The island of Boracay in the Philippines, renowned for its gorgeous white sand beaches and gin-blue seas, is already fringed with a mossy-green shag-rug of algae growth that some say is due to a combination of high visitor numbers and a lack of sewage treatment. The moss felt nice and warm on my feet, but it also made me a bit nervous about the state of the water I was swimming in.
Tourism authorities around the world have to take into account the long-term impact of a high volume of humans. Just look at the proliferation of sea-kayaking outfits around Thailand's Krabi, eagerly jamming a Titanic-load of passengers into the sea caves. Where a small number of paddlers could visit and have an otherworldly sensation, a huge swarm of kayakers degrades both the environment and the experience.

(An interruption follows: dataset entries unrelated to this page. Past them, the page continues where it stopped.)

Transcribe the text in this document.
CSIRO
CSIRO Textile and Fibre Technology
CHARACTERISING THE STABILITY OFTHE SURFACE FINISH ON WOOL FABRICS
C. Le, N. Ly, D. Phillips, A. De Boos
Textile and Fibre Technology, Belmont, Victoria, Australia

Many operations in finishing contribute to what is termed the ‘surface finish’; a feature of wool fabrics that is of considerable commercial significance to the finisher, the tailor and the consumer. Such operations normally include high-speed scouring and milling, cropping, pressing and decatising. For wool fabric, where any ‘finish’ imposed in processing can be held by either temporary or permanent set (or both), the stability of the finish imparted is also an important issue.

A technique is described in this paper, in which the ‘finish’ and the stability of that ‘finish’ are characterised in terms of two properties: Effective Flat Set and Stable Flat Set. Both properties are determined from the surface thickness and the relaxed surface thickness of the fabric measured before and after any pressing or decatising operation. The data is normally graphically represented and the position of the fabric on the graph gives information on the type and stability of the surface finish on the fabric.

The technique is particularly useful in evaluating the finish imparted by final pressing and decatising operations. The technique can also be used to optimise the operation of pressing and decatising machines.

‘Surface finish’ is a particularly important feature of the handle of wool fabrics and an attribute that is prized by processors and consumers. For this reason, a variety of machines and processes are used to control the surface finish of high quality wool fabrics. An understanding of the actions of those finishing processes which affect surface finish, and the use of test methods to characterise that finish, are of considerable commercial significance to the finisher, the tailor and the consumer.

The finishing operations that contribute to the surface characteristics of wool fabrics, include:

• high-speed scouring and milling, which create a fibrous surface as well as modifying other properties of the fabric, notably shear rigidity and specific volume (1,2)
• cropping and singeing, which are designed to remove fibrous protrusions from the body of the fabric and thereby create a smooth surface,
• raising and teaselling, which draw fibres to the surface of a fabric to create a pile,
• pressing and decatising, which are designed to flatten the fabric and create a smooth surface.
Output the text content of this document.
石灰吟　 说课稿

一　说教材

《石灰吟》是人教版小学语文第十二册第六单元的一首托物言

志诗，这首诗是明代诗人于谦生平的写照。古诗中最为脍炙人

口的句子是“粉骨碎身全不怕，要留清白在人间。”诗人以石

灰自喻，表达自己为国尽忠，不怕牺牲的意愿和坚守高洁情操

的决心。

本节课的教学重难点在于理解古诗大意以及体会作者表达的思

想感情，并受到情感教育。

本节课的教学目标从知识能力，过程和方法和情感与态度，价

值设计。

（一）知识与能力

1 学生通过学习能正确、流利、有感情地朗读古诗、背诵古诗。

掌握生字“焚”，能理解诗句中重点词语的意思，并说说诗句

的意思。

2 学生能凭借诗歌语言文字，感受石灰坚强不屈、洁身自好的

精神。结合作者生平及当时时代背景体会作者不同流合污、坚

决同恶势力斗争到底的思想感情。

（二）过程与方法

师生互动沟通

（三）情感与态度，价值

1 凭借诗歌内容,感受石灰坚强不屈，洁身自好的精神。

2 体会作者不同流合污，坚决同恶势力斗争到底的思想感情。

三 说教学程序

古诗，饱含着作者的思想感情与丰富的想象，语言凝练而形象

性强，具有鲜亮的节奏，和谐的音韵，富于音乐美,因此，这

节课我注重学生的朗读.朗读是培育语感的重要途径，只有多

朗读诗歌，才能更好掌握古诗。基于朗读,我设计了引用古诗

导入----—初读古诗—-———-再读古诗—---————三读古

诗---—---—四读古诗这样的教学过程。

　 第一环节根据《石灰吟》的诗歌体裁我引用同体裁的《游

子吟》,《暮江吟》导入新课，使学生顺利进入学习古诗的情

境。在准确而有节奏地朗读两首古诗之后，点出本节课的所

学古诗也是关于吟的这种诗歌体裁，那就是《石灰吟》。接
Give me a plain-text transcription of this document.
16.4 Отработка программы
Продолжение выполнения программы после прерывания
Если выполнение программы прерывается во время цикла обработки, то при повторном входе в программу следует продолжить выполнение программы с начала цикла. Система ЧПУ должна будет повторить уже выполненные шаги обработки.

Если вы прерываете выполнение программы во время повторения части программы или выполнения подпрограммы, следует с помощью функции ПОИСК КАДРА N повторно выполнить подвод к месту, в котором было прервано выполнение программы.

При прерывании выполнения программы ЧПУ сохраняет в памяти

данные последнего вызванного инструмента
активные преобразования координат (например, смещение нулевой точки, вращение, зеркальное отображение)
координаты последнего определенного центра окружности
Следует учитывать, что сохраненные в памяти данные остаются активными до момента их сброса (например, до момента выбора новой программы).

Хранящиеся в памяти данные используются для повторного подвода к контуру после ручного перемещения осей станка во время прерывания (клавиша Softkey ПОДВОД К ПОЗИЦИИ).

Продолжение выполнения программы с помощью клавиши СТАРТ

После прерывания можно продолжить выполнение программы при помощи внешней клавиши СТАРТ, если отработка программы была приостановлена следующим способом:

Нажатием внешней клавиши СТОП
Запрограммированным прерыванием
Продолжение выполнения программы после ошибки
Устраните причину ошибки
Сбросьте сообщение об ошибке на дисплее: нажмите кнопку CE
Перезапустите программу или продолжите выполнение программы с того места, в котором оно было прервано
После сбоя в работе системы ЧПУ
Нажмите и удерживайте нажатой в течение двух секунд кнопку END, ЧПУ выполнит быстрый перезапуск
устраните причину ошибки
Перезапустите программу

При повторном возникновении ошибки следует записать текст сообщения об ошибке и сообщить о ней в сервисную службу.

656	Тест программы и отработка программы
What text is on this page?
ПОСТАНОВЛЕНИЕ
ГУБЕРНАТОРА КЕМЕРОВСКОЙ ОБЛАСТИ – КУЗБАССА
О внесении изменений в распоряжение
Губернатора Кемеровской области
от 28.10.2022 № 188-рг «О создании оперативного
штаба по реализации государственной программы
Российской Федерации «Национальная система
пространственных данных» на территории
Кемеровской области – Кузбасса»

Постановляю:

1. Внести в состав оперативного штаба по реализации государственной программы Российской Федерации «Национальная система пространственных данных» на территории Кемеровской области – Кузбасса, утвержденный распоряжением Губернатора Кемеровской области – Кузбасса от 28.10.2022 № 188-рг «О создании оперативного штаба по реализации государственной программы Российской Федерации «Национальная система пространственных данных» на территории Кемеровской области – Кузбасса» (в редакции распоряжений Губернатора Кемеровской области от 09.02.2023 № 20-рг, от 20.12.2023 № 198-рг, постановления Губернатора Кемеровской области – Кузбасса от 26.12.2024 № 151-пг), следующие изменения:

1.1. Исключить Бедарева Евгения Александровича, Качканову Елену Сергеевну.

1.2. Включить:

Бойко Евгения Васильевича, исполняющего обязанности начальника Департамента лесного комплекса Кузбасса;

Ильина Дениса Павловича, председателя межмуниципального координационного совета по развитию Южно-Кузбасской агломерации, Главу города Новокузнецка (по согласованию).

While growth is exciting, I'm not excited by growth alone. The WTO's Deputy Secretary-General Dawid de Villiers, warned that tremendous growth can't take place without intelligent stewardship of the environment and cultural heritage, but there was no concrete suggestion as to how to do that.
With some of Asia's more popular destinations looking a little threadbare now in the year 2000 -- with 110 million visitors -- what are things going to look like in 2020, when the WTO tells us to expect close to 400 million? Unless the environment moves up on the agendas of Asia's governments, don't forget to pack your hipwaders.